In the autumn of 1981, on the cover of issue 65 of Citroën’s house organ of the time, there appeared an unprecedented silhouette, neither saloon nor station wagon, extremely aerodynamic, with a glass surface preponderant over the bodywork sheet. This was the latest creation from the Citroën Style Centre which, only the previous year, had produced the car with the original Karin ‘pyramid’ shape and which now, with this new concept, called Xenia, was projecting itself into the future with an innovative line that was ahead of its time and would not have looked out of place at a 2000s motor show. The mechanical basis heralded that of the Citroën BX, which would go into production in 1982. The overall length was 420 cm, the width was 175 cm and access to the passenger compartment was through two large gull-wing doors with four comfortable seats.

Another feature of the Xenia was its advanced exploration of the possibilities offered by on-board electronics, research that would astonish visitors to a car show with details that would become indispensable on any modern car, such as the sun sensor that regulates the on-board air conditioning. Anticipating what would be available a few years later on CX and BX, an on-board computer calculated fuel consumption, remaining range, average speed and helped the driver with mapping, at a time when GPS satellites (the launched ones) were reserved for military use.

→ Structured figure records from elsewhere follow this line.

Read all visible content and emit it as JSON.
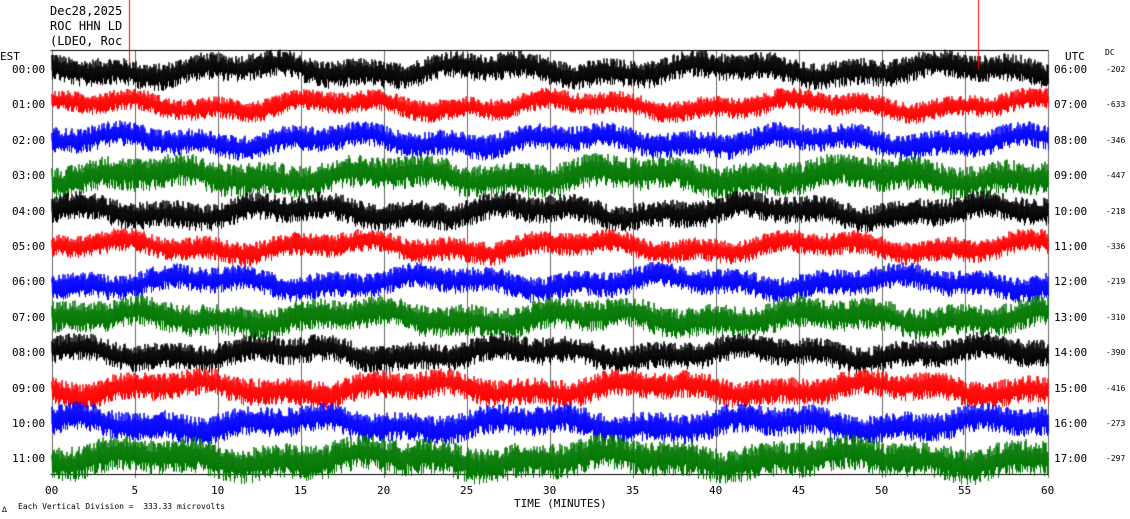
{
  "header": {
    "date": "Dec28,2025",
    "station": "ROC HHN LD",
    "network": "(LDEO, Roc"
  },
  "left_timezone": "EST",
  "right_timezone": "UTC",
  "dc_header": "DC",
  "footer": {
    "scale_text": "Each Vertical Division =  333.33 microvolts",
    "logo_text": "∆"
  },
  "chart_data": {
    "type": "line",
    "subtype": "helicorder",
    "xlabel": "TIME (MINUTES)",
    "xlim": [
      0,
      60
    ],
    "x_ticks": [
      0,
      5,
      10,
      15,
      20,
      25,
      30,
      35,
      40,
      45,
      50,
      55,
      60
    ],
    "x_tick_labels": [
      "00",
      "5",
      "10",
      "15",
      "20",
      "25",
      "30",
      "35",
      "40",
      "45",
      "50",
      "55",
      "60"
    ],
    "grid": "vertical lines every 5 minutes",
    "trace_colors": [
      "#000000",
      "#ff0000",
      "#0000ff",
      "#007700"
    ],
    "rows": [
      {
        "left": "00:00",
        "right": "06:00",
        "dc": "-202"
      },
      {
        "left": "01:00",
        "right": "07:00",
        "dc": "-633"
      },
      {
        "left": "02:00",
        "right": "08:00",
        "dc": "-346"
      },
      {
        "left": "03:00",
        "right": "09:00",
        "dc": "-447"
      },
      {
        "left": "04:00",
        "right": "10:00",
        "dc": "-218"
      },
      {
        "left": "05:00",
        "right": "11:00",
        "dc": "-336"
      },
      {
        "left": "06:00",
        "right": "12:00",
        "dc": "-219"
      },
      {
        "left": "07:00",
        "right": "13:00",
        "dc": "-310"
      },
      {
        "left": "08:00",
        "right": "14:00",
        "dc": "-390"
      },
      {
        "left": "09:00",
        "right": "15:00",
        "dc": "-416"
      },
      {
        "left": "10:00",
        "right": "16:00",
        "dc": "-273"
      },
      {
        "left": "11:00",
        "right": "17:00",
        "dc": "-297"
      }
    ]
  }
}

Speaking of “satellites”, the Xenia’s dashboard, designed by Michel Harmand, was as high-tech as 1980s research could offer: all functions could be controlled without taking the hands off the steering wheel, the ZF automatic gearbox (which would be adopted from that year on the CX and later on the BX), incredibly smooth in its operation, allowed the driver to use the lever only when starting, manoeuvring and arriving. Forty years ago, Xenia showed the world the great capacity for innovation of the Citroën Style Centre, what it is possible to do with technology and without limits to creativity, reinventing the car each time.